I go back upstairs, knock on mums bedroom door. "Mum, I'm leaving for school. Do you need anything before I go?" The door opens and I'm surprised to see my dad standing there.
"It's OK Luce, I am still here. Not going in til later today" he says.
"Oh ok cool, I thought maybe you'd already left" I say.
As dad comes out onto landing he shuts door behind him. "No mum had a bad night so I wanted to make sure she is ok this morning" he whispers wearily. I'm not sure any of us have had a good night's sleep in weeks to be honest. "How are you doing munchkin?"
"I'm OK" I lie. "I saw the letter, downstairs, about mums operation." I look up at him, into his tired eyes.
"Ah yeah, mum was going to talk to you later on today about that. Don't go stressing about it though ok" he says as he puts a hand on my shoulder giving it a little squeeze. " I know it is scary, but we knew she was more than likely going to have it. And it may not be a nice thing but it is a good thing. If it makes mum better right?"He says reassuringly.
"Yeah I guess so." I reply.
"Good, now get your butt to school before we both feel the mighty ones wrath." He jokes making me smile.
"OK old man, laters!" I say as I turn and grab my coat and bag from my room.

I dont even remember the walk to school that morning, my focus solely on my mums operation, I don't know why that letter has effected me so much, I just can't help having this feeling in my gut. Seeing it in black and white makes it all seem so real. It kind of reinforces the severity of what mum if going through and that scares me. I walk through the gates and wonder wether to go up to tutor or round to the football pitch where I know Skye will be, it is where she always is these days. I decide to just go upstairs, not really feeling in the mood to watch Skye and Dean swoon over each over. As I get to the top of the stairs I see Ruby with the others, walking past I get a chorus of
"Ribbit, ribbit, ribbit." I am so on the verge of just giving up. I think to myself as I walk past them trying to ignore them as much as I can.

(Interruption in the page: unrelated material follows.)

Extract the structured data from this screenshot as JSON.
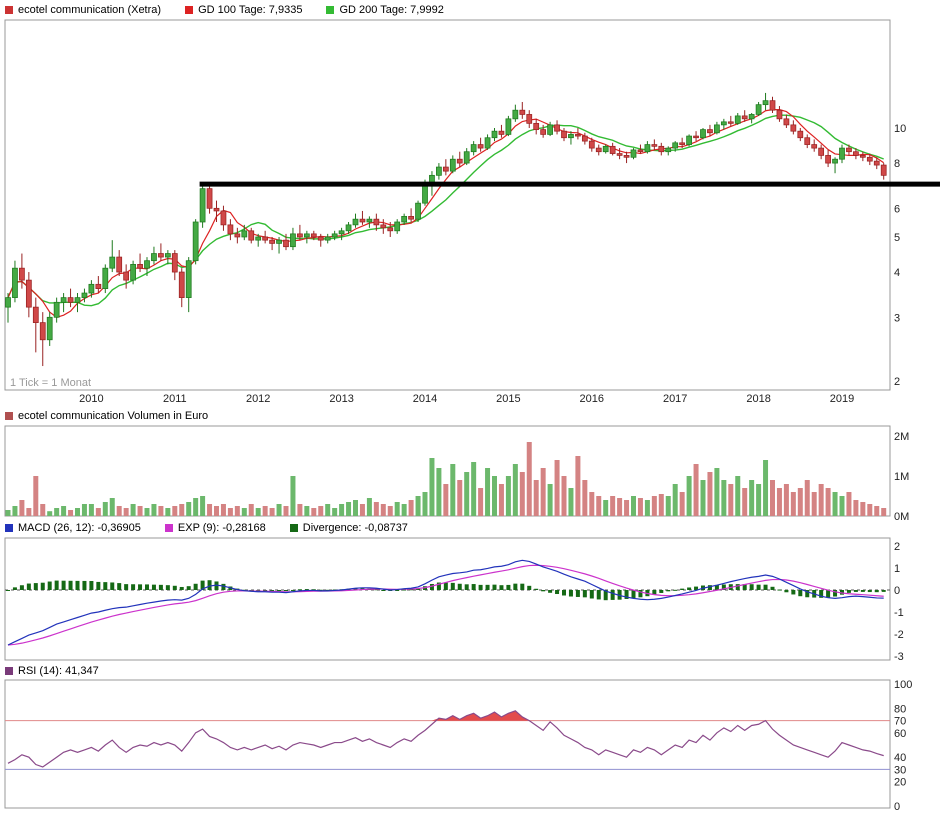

I walk down the corridor and around the corner and I am just about to go into the classroom as the door opens, Amy is standing there when she sees me she gives me a half smile and says "Hey." I just start crying and barge past her. She turns and follows me into the room "Lucy" she says quietly. I turn around tears running down my face. "Don't you ever speak to me again, you won't speak to me in front of your new friends, so how dare you fucking speak to me now" I say with as much force and bravado I can muster. "Now leave me alone!" I turn and walk to me seat, wiping the tears from my eyes, I fling myself down on my chair and just stare straight ahead. My mind full of despair and darkness. As the room fills up I just sit there, not even tying to hide the fact that I am crying. I am aware of people staring, of Ruby announcing to the room that I am upset because I didn't 'get any dick over the weekend' half the class laughing the other half just sitting in silence. I get up and go to walk out just as Mr Nunn walks in.